POURQUOI LE GAZ DE SCHISTE DES ÉTATS-UNIS A DU SUCCÈS MÊME AVEC DU PÉTROLE À 30 $
L’EFFONDREMENT du prix du pétrole ne dérange pas INEOS, qui vient tout juste d’investir 2 milliards de dollars dans le transport du gaz de schiste américain vers l’Europe.
Tom Crotty, directeur de communication du groupe INEOS, a souligné que les personnes étrangères à la société avaient douté de la viabilité du projet visant à importer du gaz américain alors que le prix du pétrole était actuellement très bas.
Mais il a ajouté que cela n’avait pas d’importance, car INEOS possédait des installations de craquage pour gaz et pétrole.
« En ce qui nous concerne, le fait que le prix du pétrole soit actuellement bas n’a eu aucune répercussion sur la viabilité de notre projet consistant à transporter ce gaz depuis l’Amérique », a-t-il affirmé. « Au contraire, cela a amélioré la rentabilité de nos installations de craquage pour pétrole. »
Tom a souligné que certains commentaires étaient infondés.
« Certaines personnes ont soutenu que les sociétés telles qu’INEOS devaient avoir perdu la tête pour transporter de l’éthane depuis les États-Unis alors que le prix du pétrole était extrêmement bas, mais elles se trompent », a-t-il ajouté. « Quand on dispose d’un craqueur de gaz, on ne peut pas utiliser de naphta.
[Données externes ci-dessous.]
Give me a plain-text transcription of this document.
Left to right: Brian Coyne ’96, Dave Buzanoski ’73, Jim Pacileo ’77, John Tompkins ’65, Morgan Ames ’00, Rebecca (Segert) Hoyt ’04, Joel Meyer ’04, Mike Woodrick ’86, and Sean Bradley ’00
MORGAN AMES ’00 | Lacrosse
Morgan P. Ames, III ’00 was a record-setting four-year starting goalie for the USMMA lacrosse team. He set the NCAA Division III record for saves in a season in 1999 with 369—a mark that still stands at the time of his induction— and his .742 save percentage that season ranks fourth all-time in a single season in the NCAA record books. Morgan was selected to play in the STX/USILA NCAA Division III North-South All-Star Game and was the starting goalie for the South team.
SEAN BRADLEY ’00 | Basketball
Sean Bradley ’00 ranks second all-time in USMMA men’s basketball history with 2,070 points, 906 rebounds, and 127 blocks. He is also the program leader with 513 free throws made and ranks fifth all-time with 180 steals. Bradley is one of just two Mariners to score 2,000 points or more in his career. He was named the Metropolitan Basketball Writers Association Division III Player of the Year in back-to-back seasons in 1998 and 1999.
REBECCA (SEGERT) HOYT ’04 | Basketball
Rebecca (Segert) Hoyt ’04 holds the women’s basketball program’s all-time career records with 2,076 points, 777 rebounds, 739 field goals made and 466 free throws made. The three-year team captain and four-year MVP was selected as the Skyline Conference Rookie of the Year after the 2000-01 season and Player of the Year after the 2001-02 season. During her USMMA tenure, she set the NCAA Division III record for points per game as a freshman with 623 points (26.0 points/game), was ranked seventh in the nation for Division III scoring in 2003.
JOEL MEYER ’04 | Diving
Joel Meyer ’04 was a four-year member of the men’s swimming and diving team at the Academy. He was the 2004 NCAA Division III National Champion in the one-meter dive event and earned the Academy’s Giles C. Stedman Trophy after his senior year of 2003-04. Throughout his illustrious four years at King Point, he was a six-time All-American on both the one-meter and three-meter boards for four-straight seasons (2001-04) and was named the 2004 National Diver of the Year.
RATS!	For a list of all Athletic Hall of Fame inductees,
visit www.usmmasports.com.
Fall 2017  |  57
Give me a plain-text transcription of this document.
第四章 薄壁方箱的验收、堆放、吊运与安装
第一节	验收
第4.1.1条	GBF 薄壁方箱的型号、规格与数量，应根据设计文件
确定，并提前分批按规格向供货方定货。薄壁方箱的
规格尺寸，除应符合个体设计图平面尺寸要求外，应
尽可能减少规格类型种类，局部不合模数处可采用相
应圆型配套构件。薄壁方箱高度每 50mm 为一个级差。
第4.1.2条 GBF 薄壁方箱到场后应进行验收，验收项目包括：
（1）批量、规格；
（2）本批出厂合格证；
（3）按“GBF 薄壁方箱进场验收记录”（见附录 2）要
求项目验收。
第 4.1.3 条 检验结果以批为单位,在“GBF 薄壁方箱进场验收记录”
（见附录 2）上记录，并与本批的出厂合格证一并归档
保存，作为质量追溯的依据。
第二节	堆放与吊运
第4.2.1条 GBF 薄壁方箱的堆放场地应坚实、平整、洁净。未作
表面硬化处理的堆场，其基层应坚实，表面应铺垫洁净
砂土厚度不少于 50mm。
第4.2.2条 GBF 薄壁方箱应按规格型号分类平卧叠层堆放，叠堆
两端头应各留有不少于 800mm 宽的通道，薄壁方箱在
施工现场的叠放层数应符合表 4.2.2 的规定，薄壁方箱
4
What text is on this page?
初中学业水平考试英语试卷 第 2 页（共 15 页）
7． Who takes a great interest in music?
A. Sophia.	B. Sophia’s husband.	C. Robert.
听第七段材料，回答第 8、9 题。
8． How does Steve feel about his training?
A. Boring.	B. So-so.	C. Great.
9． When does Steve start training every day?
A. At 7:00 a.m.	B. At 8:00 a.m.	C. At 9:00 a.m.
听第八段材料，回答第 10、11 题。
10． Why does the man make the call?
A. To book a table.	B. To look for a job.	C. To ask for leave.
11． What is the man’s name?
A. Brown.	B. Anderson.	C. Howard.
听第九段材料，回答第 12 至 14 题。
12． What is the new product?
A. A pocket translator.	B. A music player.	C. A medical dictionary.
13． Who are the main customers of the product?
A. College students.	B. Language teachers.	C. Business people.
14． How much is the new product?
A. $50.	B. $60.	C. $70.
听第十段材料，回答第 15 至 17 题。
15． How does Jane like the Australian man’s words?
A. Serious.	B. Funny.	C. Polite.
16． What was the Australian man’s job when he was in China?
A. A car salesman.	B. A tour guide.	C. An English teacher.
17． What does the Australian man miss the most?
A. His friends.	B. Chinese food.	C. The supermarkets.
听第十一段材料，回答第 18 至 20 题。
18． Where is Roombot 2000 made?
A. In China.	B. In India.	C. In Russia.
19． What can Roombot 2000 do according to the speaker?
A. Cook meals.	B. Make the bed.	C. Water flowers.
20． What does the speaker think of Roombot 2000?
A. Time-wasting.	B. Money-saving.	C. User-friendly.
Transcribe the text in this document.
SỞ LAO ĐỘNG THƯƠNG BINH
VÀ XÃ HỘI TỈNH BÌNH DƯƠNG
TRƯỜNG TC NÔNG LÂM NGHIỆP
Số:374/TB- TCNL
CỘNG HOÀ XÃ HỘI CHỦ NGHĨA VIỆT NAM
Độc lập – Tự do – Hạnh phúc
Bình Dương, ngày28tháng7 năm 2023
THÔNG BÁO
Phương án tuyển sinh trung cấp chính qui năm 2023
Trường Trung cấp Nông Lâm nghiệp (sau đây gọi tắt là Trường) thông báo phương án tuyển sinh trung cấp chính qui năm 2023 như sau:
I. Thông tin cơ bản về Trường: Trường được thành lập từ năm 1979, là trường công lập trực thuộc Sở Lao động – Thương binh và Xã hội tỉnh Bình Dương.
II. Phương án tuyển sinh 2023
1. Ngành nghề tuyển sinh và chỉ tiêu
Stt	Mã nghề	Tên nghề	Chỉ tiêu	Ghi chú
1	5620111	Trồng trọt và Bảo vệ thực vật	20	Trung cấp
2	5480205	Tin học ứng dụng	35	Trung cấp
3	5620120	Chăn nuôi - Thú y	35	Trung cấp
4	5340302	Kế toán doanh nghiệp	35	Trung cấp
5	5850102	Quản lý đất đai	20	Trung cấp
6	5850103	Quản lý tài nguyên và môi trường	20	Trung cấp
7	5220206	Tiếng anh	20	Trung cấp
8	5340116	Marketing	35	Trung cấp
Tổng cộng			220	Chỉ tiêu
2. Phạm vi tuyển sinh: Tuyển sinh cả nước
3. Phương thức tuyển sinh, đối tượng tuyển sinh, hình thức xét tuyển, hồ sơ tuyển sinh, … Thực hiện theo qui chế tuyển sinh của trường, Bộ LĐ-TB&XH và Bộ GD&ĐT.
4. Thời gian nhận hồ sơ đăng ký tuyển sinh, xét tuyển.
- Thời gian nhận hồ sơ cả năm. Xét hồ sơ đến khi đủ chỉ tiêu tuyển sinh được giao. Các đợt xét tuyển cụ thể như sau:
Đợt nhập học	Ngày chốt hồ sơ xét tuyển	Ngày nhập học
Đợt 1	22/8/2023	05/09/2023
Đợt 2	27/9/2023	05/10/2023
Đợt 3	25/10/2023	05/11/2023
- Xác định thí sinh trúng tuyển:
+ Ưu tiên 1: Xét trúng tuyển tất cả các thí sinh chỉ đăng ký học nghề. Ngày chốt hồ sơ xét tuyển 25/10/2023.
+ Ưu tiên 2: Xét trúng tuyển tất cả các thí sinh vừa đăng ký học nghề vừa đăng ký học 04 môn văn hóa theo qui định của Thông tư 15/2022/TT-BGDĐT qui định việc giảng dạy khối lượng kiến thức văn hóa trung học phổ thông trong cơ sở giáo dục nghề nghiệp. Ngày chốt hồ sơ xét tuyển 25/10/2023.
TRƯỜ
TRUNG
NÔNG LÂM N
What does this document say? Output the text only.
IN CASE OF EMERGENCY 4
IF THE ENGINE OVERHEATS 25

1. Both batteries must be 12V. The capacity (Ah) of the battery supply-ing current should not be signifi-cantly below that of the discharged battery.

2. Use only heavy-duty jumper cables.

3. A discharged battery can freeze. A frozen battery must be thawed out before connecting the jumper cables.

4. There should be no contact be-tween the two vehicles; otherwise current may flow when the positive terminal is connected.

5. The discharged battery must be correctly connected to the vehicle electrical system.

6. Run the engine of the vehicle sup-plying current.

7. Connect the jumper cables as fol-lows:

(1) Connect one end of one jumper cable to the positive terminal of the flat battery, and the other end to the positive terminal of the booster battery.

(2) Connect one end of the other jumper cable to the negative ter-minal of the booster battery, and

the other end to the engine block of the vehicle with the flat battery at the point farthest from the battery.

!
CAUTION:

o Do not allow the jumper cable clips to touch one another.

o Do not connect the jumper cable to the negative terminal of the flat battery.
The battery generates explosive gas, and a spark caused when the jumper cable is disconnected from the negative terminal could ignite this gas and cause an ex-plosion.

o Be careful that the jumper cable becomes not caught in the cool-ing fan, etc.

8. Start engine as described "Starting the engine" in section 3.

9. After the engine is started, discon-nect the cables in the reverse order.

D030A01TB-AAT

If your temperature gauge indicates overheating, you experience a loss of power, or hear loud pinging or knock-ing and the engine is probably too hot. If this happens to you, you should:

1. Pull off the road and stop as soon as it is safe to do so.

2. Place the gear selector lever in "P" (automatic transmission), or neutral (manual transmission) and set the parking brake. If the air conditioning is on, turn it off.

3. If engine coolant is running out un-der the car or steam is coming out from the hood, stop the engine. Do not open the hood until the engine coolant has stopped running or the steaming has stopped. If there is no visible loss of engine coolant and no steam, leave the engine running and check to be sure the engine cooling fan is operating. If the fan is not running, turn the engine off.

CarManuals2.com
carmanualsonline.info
On doit utiliser du gaz. Le problème n’est donc pas de choisir entre le gaz et le naphta, mais entre le gaz et le gaz. »
La disponibilité de l’éthane bon marché, un gaz naturel dérivé du gaz de schiste, a redynamisé l’industrie chimique américaine et lui a offert un avantage sur de nombreux concurrents du monde entier qui dépendent du naphta, une matière première plus chère à base de pétrole.
Mais avec la chute du prix du pétrole, cet avantage s’est restreint.
« L’industrie pétrochimique européenne s’en est très très bien sortie à la suite de la chute du prix du pétrole, car le prix du naphta a connu une baisse spectaculaire », a expliqué Tom. « Les craqueurs de naphta ont donc connu un retour spectaculaire des marges bénéficiaires. Si vous possédez les deux types de craqueurs, comme nous, alors vous avez toutes les raisons d’être extrêmement heureux. »
INEOS, qui a besoin de gaz éthane pour ses craqueurs en Norvège et à Grangemouth, a déclaré que cela lui revenait toujours moins cher d’importer du gaz depuis les États-Unis que de l’acheter en Europe.
« L’autre problème, c’est que l’on ne peut pas obtenir de gaz en Europe », a indiqué Tom. « Notre craqueur de Grangemouth fonctionne à un régime de 40 % depuis les trois dernières années car nous ne disposons pas d’éthane. L’éthane s’épuise rapidement dans la mer du Nord. Donc, le choix est très simple. Vous avez besoin d’exploiter un craqueur ou pas. »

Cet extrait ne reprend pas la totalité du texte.